Читаем Срывайте маски!: Идентичность и самозванство в России полностью

Крестьяне поняли механизм обвинения на основании порочащих связей и часто им пользовались, когда районных руководителей — которых всегда можно было более или менее верно представить патронами нижестоящих начальников, председателей колхозов и сельсоветов — арестовывали как «врагов» в годы Большого террора. Вот, например: «Много раз я как селькор посылал сигналы председателю сельсовета Чистякову и в Болmiесольский район о вредительстве колхозного председателя и конюха, но они были глухи к моим сигналам. Теперь председатель райсовета Бугеев посажен в тюрьму как вредитель, пора взяться за всех остальных вредителей»{492}.

Крестьяне, доносившие на своих председателей или других местных должностных лиц, хотели, чтобы те были наказаны, «получили по заслугам». Они просили вышестоящие инстанции «помочь очистить колхоз от этого жулья», «помочь раз и навсегда избавиться от этих преступников», «освободить нас от этих врагов народа, проникших в колхоз»{493}. Авторы некоторых писем прямо просили снять своих обидчиков с должности или отдать под суд

{494}. Одна женщина, которая уже послала материал на председателя своего колхоза в местный отдел НКВД, особенно настаивала на необходимости его ареста. Власти обязательно должны, писала она, «расспросить колхозников на месте, разоблачить Бакаляева как врага народа, уволить его с работы, судить и убрать из колхоза»
{495}.


Доносы от членов семьи и ревнителей нравственности

Судя по громкой славе «подвига» Павлика Морозова, можно предположить, будто доносы одного члена семьи на другого в сталинской России стали обычным делом, однако архивы 1930-х гг. дают мало свидетельств в пользу этой гипотезы. Конечно, есть отдельные случаи внутрисемейного доносительства. Но в общем и целом этот жанр блистательно отсутствует. Таким образом, данный раздел, по сути, — рассказ «о собаке, которая не лаяла».

В архивах 1930-х гг. много писем «по семейным вопросам», которые не являются доносами[167]. Родители часто просят оказать детям медицинскую помощь, принять их в техникумы и вузы или поместить в детский дом (поскольку у них не хватает средств, чтобы их кормить). Есть письма от жен, умоляющих разыскать пропавших мужей и заставить их платить алименты, есть письма-«исповеди», в которых женщины рассказывают далекому представителю власти (обычно региональному партийному руководителю) о своих страданиях из-за неверности или ухода супруга. В конце 1930-х гг. в архивы попало огромное количество ходатайств и запросов от жен, чьи мужья были арестованы, вместе с такими же письмами от мужей, родителей и детей жертв. Авторы таких писем почти всегда уверяют адресатов в невиновности арестованных родственников и молят освободить их.

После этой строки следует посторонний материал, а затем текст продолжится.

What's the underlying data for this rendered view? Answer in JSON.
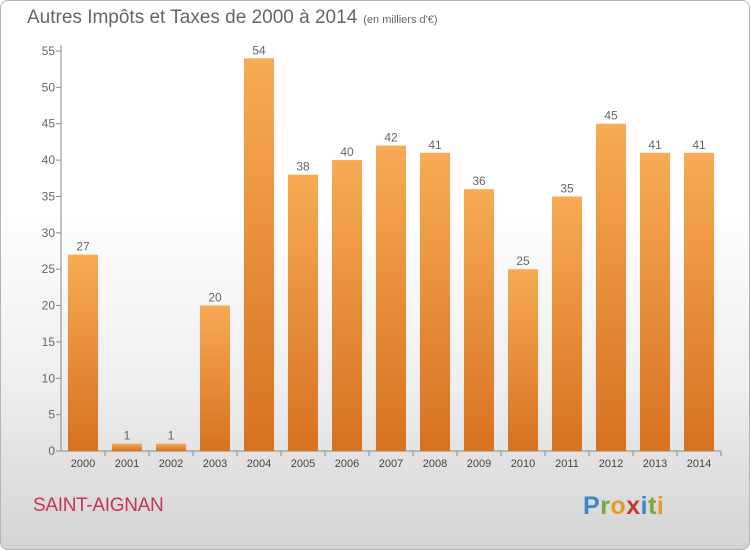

Письма последнего типа, возможно, дают нам разгадку немногочисленности доносов на членов семьи. Читая их, трудно не почувствовать, что, вопреки теории «атомизации» Ханны Арендт{496}

, советский террор не ослабил, а укрепил семейные узы в России
[168]. Существовали, впрочем, и практические соображения, не позволявшие доносить на близких родственников ни в годы Большого террора, ни раньше, во время террора в деревне, связанного с раскулачиванием. Если один член семьи был раскулачен или заклеймен как «враг народа», страдала вся семья. В начале 1930-х гг., когда ссылали кулаков, их семьи отправляли в ссылку вместе с ними. В конце 1930-х гг. в ГУЛАГе появились специальные лагеря для «жен изменников родины»{497}.

Разумеется, нет правил без исключений. В 1927 г. жена помощника прокурора с Украины написала Сталину, жалуясь на оскорбления, которые она терпит от супруга, после того как донесла на него как на оппозиционера, участвовавшего в подготовке вооруженного восстания (!){498}. В 1938 г. разъяренный бывший муж, которому суд при разводе не отдал малолетнюю дочь, написал в секретариат Калинина, обвиняя бывшую жену в распущенности и в том, что ее любовник арестован как враг народа{499}.